Datum 30.07.2010
China »Immer
noch ein Tropfen Essig!«
Wieviel Kritik verträgt
China? Ein Gespräch mit Pekings Vize-Außenministerin Fu Ying.
DIE ZEIT: Madame Fu Ying, wenn Sie nach Europa kommen, besuchen
Sie dann einen Kontinent der Zukunft oder der Vergangenheit?

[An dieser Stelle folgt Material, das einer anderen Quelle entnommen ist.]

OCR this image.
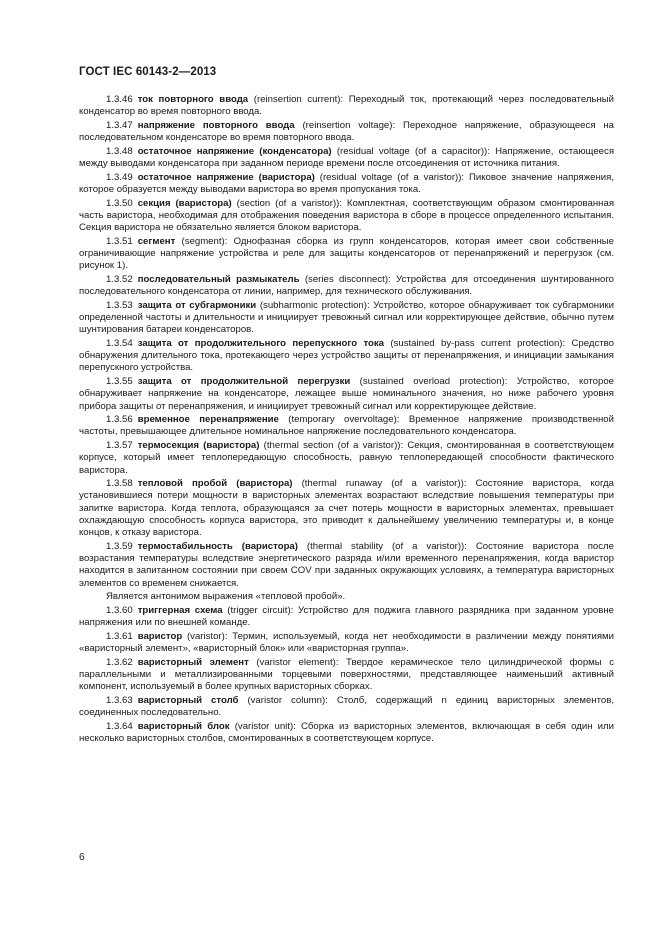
ГОСТ IEC 60143-2—2013

1.3.46 ток повторного ввода (reinsertion current): Переходный ток, протекающий через последовательный конденсатор во время повторного ввода.

1.3.47 напряжение повторного ввода (reinsertion voltage): Переходное напряжение, образующееся на последовательном конденсаторе во время повторного ввода.

1.3.48 остаточное напряжение (конденсатора) (residual voltage (of a capacitor)): Напряжение, остающееся между выводами конденсатора при заданном периоде времени после отсоединения от источника питания.

1.3.49 остаточное напряжение (варистора) (residual voltage (of a varistor)): Пиковое значение напряжения, которое образуется между выводами варистора во время пропускания тока.

1.3.50 секция (варистора) (section (of a varistor)): Комплектная, соответствующим образом смонтированная часть варистора, необходимая для отображения поведения варистора в сборе в процессе определенного испытания. Секция варистора не обязательно является блоком варистора.

1.3.51 сегмент (segment): Однофазная сборка из групп конденсаторов, которая имеет свои собственные ограничивающие напряжение устройства и реле для защиты конденсаторов от перенапряжений и перегрузок (см. рисунок 1).

1.3.52 последовательный размыкатель (series disconnect): Устройства для отсоединения шунтированного последовательного конденсатора от линии, например, для технического обслуживания.

1.3.53 защита от субгармоники (subharmonic protection): Устройство, которое обнаруживает ток субгармоники определенной частоты и длительности и инициирует тревожный сигнал или корректирующее действие, обычно путем шунтирования батареи конденсаторов.

1.3.54 защита от продолжительного перепускного тока (sustained by-pass current protection): Средство обнаружения длительного тока, протекающего через устройство защиты от перенапряжения, и инициации замыкания перепускного устройства.

1.3.55 защита от продолжительной перегрузки (sustained overload protection): Устройство, которое обнаруживает напряжение на конденсаторе, лежащее выше номинального значения, но ниже рабочего уровня прибора защиты от перенапряжения, и инициирует тревожный сигнал или корректирующее действие.

1.3.56 временное перенапряжение (temporary overvoltage): Временное напряжение производственной частоты, превышающее длительное номинальное напряжение последовательного конденсатора.

1.3.57 термосекция (варистора) (thermal section (of a varistor)): Секция, смонтированная в соответствующем корпусе, который имеет теплопередающую способность, равную теплопередающей способности фактического варистора.

1.3.58 тепловой пробой (варистора) (thermal runaway (of a varistor)): Состояние варистора, когда установившиеся потери мощности в варисторных элементах возрастают вследствие повышения температуры при запитке варистора. Когда теплота, образующаяся за счет потерь мощности в варисторных элементах, превышает охлаждающую способность корпуса варистора, это приводит к дальнейшему увеличению температуры и, в конце концов, к отказу варистора.

1.3.59 термостабильность (варистора) (thermal stability (of a varistor)): Состояние варистора после возрастания температуры вследствие энергетического разряда и/или временного перенапряжения, когда варистор находится в запитанном состоянии при своем COV при заданных окружающих условиях, а температура варисторных элементов со временем снижается.

Является антонимом выражения «тепловой пробой».

1.3.60 триггерная схема (trigger circuit): Устройство для поджига главного разрядника при заданном уровне напряжения или по внешней команде.

1.3.61 варистор (varistor): Термин, используемый, когда нет необходимости в различении между понятиями «варисторный элемент», «варисторный блок» или «варисторная группа».

1.3.62 варисторный элемент (varistor element): Твердое керамическое тело цилиндрической формы с параллельными и металлизированными торцевыми поверхностями, представляющее наименьший активный компонент, используемый в более крупных варисторных сборках.

1.3.63 варисторный столб (varistor column): Столб, содержащий n единиц варисторных элементов, соединенных последовательно.

1.3.64 варисторный блок (varistor unit): Сборка из варисторных элементов, включающая в себя один или несколько варисторных столбов, смонтированных в соответствующем корпусе.

6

Fu Ying: Beides. Europa ist sehr in der
Vergangenheit verankert, mit seiner Literatur etwa, aber auch mit seinem Beitrag
zur Industrialisierung. Aber es gehört auch zur Zukunft. Europa ist führend in
der Welt beim Klimaschutz, bei den erneuerbaren Energien. Und die EU ist ein solch
kühnes Unterfangen für einen Kontinent, der über Jahrhunderte in Kriege, Kämpfe
und Konflikte verstrickt war.
ZEIT: Viele Asiaten meinen, Europa falle
zurück.
Fu Ying: Es überrascht mich nicht, dass manche
Leute das so empfinden. Wenn Sie als chinesischer Tourist in Peking vom brandneuen
Terminal 3 abfliegen und in Heathrow oder de Gaulle landen, dann werden
Sie wahrscheinlich sagen: »Wieso ist dieser Flughafen so alt?«
Solche Vergleiche gibt es.
Trotzdem, ich glaube nicht, dass die Chinesen der Meinung sind, Europa falle
ökonomisch zurück. Ihre Wirtschaftsleistung pro Kopf ist zehnmal so hoch wie in
China; der Lebensstandard,
der Lebensstil, die Lebensqualität – alles ist besser. Wir werden Sie noch sehr
lange nicht einholen können.
Nur kein Kader-Kauderwelsch! Das scheint Fu
Yings oberste Maxime zu sein. Temperamentvoll stürzt sie sich in das Gespräch,
will diskutieren, streiten. 1953 in der Inneren Mongolei geboren, verkörpert
die stellvertretende Außenministerin den neuen Pekinger Beamtentyp:
selbstbewusst und weltläufig. Die Europäer, klagt sie, hätten ein falsches Bild
von China. Wenn sie bei der Modernisierung helfen wollten, herzlich willkommen!
Voran gehe es aber auch ohne sie. Sagt’s und lacht herzlich.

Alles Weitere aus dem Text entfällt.